In each round, four players from each team faced four players from another team; teams were permitted one reserve player who could be substituted between rounds. The four games were played simultaneously on four boards with alternating colours, scoring 1 game point for a win and ½ game point for a draw. The scores from each game were then summed together to determine which team would win the round. Winning a round was worth two match points, regardless of the game point margin, while drawing a round was worth one match point. Teams are ranked in a table based on match points. Tie-breakers for the table are i) the Sonneborn–Berger system; ii) total game points scored; iii) the sum of the match points of the opponents, excluding the lowest one.

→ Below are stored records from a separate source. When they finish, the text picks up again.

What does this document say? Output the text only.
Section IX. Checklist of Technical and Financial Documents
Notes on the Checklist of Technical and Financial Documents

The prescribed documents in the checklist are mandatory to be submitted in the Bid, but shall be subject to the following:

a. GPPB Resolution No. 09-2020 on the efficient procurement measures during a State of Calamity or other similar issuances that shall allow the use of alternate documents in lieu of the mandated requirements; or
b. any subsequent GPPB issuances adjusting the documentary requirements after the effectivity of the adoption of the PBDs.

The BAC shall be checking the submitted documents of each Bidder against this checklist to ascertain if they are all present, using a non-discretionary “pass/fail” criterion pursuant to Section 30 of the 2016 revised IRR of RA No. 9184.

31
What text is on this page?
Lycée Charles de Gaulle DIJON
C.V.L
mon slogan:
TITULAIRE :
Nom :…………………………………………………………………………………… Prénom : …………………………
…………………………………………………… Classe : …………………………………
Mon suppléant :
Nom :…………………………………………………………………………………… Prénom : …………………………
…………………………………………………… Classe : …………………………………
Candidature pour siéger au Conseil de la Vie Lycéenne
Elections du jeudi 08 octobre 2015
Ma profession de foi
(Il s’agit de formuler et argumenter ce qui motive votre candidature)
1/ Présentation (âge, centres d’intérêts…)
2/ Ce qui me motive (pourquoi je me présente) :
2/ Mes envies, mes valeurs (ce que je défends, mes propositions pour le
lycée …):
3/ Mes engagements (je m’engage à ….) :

The event took from 15 to 27 September 2026. Tournament rounds began on 16 September and ended with the final round on 27 September. All rounds began at 15:00 UZB (UTC+5:00), except for the final round which began at 11:00 UZB (UTC+5:00). There was one rest day on 22 September, after the sixth round.

All times are UZB (UTC+5:00)

| OC | Opening ceremony | A | Arbiters meeting | C | Captains meeting | 1 | Round | RD | Rest day | CC | Closing ceremony |

| September |  | 15th Tue | 16th Wed | 17th Thu | 18th Fri | 19th Sat | 20th Sun | 21st Mon | 22nd Tue | 23rd Wed | 24th Thu | 25th Fri | 26th Sat | 27th Sun |
| Ceremonies |  | OC |  |  |  |  |  |  |  |  |  |  |  | CC |
| Meetings |  | C |  |  |  |  |  |  |  |  |  |  |  |  |
|  | A |  |  |  |  |  |  |  |  |  |  |  |
| Tournament round |  |  | 1 | 2 | 3 | 4 | 5 | 6 | RD | 7 | 8 | 9 | 10 | 11 |

=== Open event ===

The Open event was contested by a total of 1,024 players from 206 teams. It featured eight of the top ten players from the FIDE rating list published in September 2026. Former five-time World Champion and current world no. 1 Magnus Carlsen was absent the Olympiad, and Hikaru Nakamura missed his third consecutive Chess Olympiad. Hosts Uzbekistan were considered the pre-tournament favourites, while the defending champions India, the United States and China their most dangerous rivals. The Uzbek squad captained by former FIDE World Chess Champion Rustam Kasimdzhanov had four players that won gold and bronze at the previous two Olympiads. The team had the third-highest rating of 2720 and was led by Nodirbek Abdusattorov on the first board, followed by World Championship Challenger Javokhir Sindarov on the second board, then Nodirbek Yakubboev, Shamsiddin Vokhidov and Mukhiddin Madaminov on the remaining boards. Nevertheless, the team with the highest pre-tournament average rating were the United States, consisting of Fabiano Caruana, Wesley So, Levon Aronian, Hans Niemann and Awonder Liang as a reserve player, with an average rating of 2753. Niemann and Liang made their debut at the Chess Olympiads.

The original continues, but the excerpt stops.